La matière orchestrale dont dispose un chef d’orchestre ou un musicologue désireux d’appréhender un opéra de Monteverdi est extrêmement lacunaire, si on la compare aux indications précises qui abondent dans les partitions du XIXe siècle. Voici se qu’écrit Nikolaus Harnoncourt dans Le Discours Musical(7) : “Conformément aux usages de l’époque, la partition originale représente plutôt une espèce de partie de direction qu’une partition au sens habituel ; ne sont notées que la basse et les parties vocales, de même que les préludes et les interludes instrumentaux. Parmi ceux-ci, certains sont entièrement composés ; avec des parties médianes, d’autres ne comportent que la basse et le dessus. Il reste donc manifestement beaucoup à ajouter. L’importance de ces ajouts est l’objet de controverses et ne pourra jamais être déterminée avec certitude. Un arrangement est donc indispensable et doit se concentrer sur trois points : premièrement, répartition de la basse continue entre les divers instruments, en vue de souligner le caractère de la musique et des personnages dramatiques ; deuxièmement, réalisation des parties instrumentales supplémentaires, là où elles sont vraisemblablement nécessaires; troisièmement, instrumentation (de ces parties supplémentaires)”.

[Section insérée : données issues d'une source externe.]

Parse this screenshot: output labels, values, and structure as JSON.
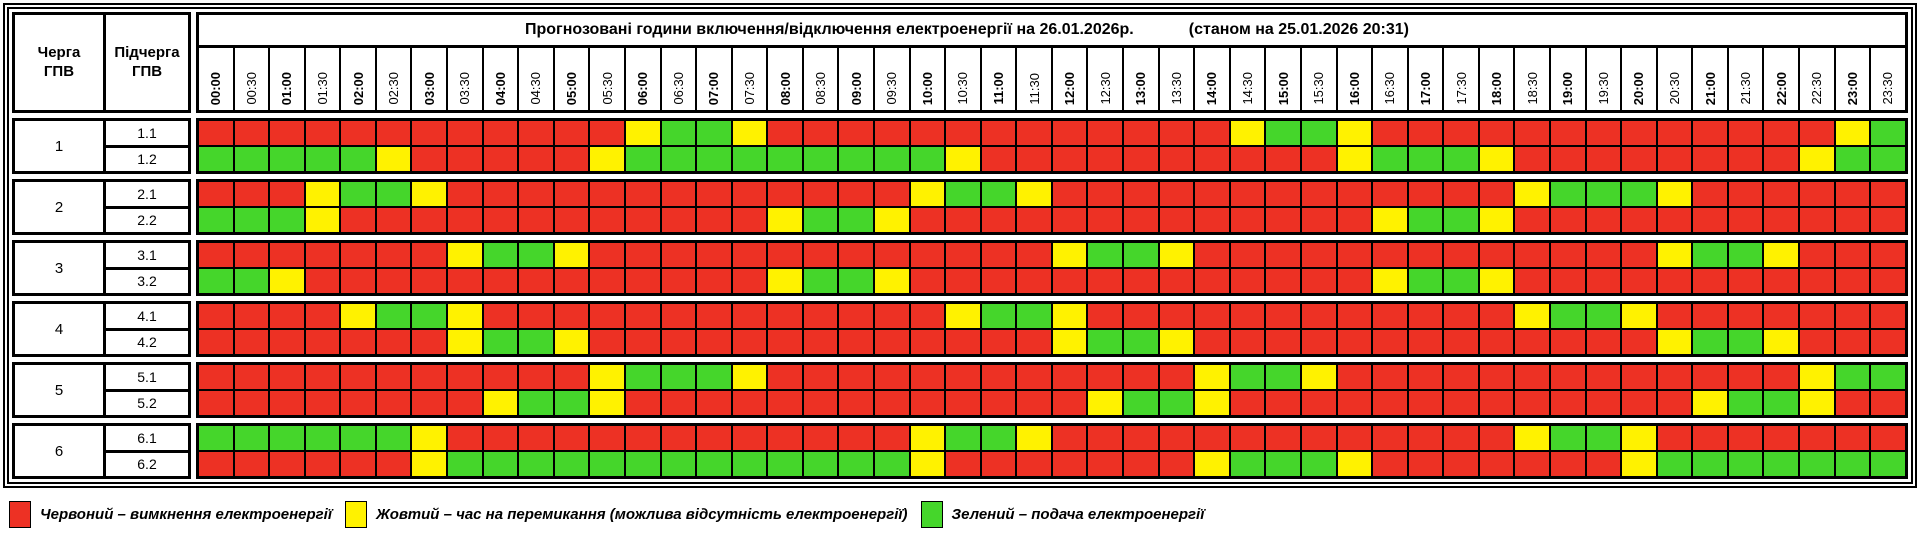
{
  "chart_data": {
    "type": "heatmap",
    "title": "Прогнозовані години включення/відключення електроенергії на 26.01.2026р.",
    "status": "(станом на 25.01.2026 20:31)",
    "queue_header": "Черга\nГПВ",
    "subqueue_header": "Підчерга\nГПВ",
    "x_labels": [
      "00:00",
      "00:30",
      "01:00",
      "01:30",
      "02:00",
      "02:30",
      "03:00",
      "03:30",
      "04:00",
      "04:30",
      "05:00",
      "05:30",
      "06:00",
      "06:30",
      "07:00",
      "07:30",
      "08:00",
      "08:30",
      "09:00",
      "09:30",
      "10:00",
      "10:30",
      "11:00",
      "11:30",
      "12:00",
      "12:30",
      "13:00",
      "13:30",
      "14:00",
      "14:30",
      "15:00",
      "15:30",
      "16:00",
      "16:30",
      "17:00",
      "17:30",
      "18:00",
      "18:30",
      "19:00",
      "19:30",
      "20:00",
      "20:30",
      "21:00",
      "21:30",
      "22:00",
      "22:30",
      "23:00",
      "23:30"
    ],
    "colors": {
      "R": "#ED3124",
      "Y": "#FFF200",
      "G": "#45D62B"
    },
    "groups": [
      {
        "queue": "1",
        "rows": [
          {
            "subqueue": "1.1",
            "cells": "RRRRRRRRRRRRYGGYRRRRRRRRRRRRRYGGYRRRRRRRRRRRRRYG"
          },
          {
            "subqueue": "1.2",
            "cells": "GGGGGYRRRRRYGGGGGGGGGYRRRRRRRRRRYGGGYRRRRRRRRYGG"
          }
        ]
      },
      {
        "queue": "2",
        "rows": [
          {
            "subqueue": "2.1",
            "cells": "RRRYGGYRRRRRRRRRRRRRYGGYRRRRRRRRRRRRRYGGGYRRRRRR"
          },
          {
            "subqueue": "2.2",
            "cells": "GGGYRRRRRRRRRRRRYGGYRRRRRRRRRRRRRYGGYRRRRRRRRRRR"
          }
        ]
      },
      {
        "queue": "3",
        "rows": [
          {
            "subqueue": "3.1",
            "cells": "RRRRRRRYGGYRRRRRRRRRRRRRYGGYRRRRRRRRRRRRRYGGYRRR"
          },
          {
            "subqueue": "3.2",
            "cells": "GGYRRRRRRRRRRRRRYGGYRRRRRRRRRRRRRYGGYRRRRRRRRRRR"
          }
        ]
      },
      {
        "queue": "4",
        "rows": [
          {
            "subqueue": "4.1",
            "cells": "RRRRYGGYRRRRRRRRRRRRRYGGYRRRRRRRRRRRRYGGYRRRRRRR"
          },
          {
            "subqueue": "4.2",
            "cells": "RRRRRRRYGGYRRRRRRRRRRRRRYGGYRRRRRRRRRRRRRYGGYRRR"
          }
        ]
      },
      {
        "queue": "5",
        "rows": [
          {
            "subqueue": "5.1",
            "cells": "RRRRRRRRRRRYGGGYRRRRRRRRRRRRYGGYRRRRRRRRRRRRRYGG"
          },
          {
            "subqueue": "5.2",
            "cells": "RRRRRRRRYGGYRRRRRRRRRRRRRYGGYRRRRRRRRRRRRRYGGYRR"
          }
        ]
      },
      {
        "queue": "6",
        "rows": [
          {
            "subqueue": "6.1",
            "cells": "GGGGGGYRRRRRRRRRRRRRYGGYRRRRRRRRRRRRRYGGYRRRRRRR"
          },
          {
            "subqueue": "6.2",
            "cells": "RRRRRRYGGGGGGGGGGGGGYRRRRRRRYGGGYRRRRRRRYGGGGGGG"
          }
        ]
      }
    ],
    "legend": [
      {
        "key": "R",
        "label": "Червоний – вимкнення електроенергії"
      },
      {
        "key": "Y",
        "label": "Жовтий – час на перемикання (можлива відсутність електроенергії)"
      },
      {
        "key": "G",
        "label": "Зелений – подача електроенергії"
      }
    ]
  }
}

Pourquoi une partition si lacunaire ? Plusieurs hypothèses peuvent être avancées pour l’expliquer. Comme l’écrit David Charlton(8) “ces partitions étaient réalisées comme des souvenirs précieux, moins pour les compositeurs que pour le mécène qui avait parrainé la création de l’œuvre. Tout comme les représentations elles-mêmes, ces partitions n’étaient pas forcément destinées à servir de modèles”. Il est aussi probable que le compositeur adaptait son orchestre à chaque salle, suivant les volumes mais aussi les interprètes (chanteurs et instrumentistes) dont il disposait. D’autre part la technique d’improvisation des instrumentistes de l’époque permettait une grande indépendance de l’interprète. A chaque représentation il est vraisemblable que l’orchestre improvisait un accompagnement différent. Ce constat est fascinant pour les interprètes du XXe siècle mais seul les continuistes peuvent s’approcher de cette perfection, après de nombreuses années d’étude du style. Un instrument non polyphonique nécessite pour les interprètes modernes, qui n’ont pas baigné dans se style depuis l’enfance, une partie écrite. Ce travail d’écriture des parties intermédiaires se rapproche de celui d’un compositeur et nécessite une grande connaissance des techniques de l’époque. Certains compositeurs contemporains(9) ont d’ailleurs orchestré les opéras de Monteverdi. Mais on ne se trouve alors plus devant l’œuvre d’un maître, mais de deux!

 

-Les sources:

 

C’est étonnamment l’Orfeo, le premier opéra de Monteverdi qui pose le moins de problème d’authentification et qui nous est parvenu le moins dénaturé(10). Il existe deux partitions imprimées de l’Orfeo(11). Elles ne posent que des problèmes de nomenclature instrumentale incomplète ou différentes entre la préface et les indications de la partition. Pour les deux autres opéras du maître, les problèmes sont bien plus importants.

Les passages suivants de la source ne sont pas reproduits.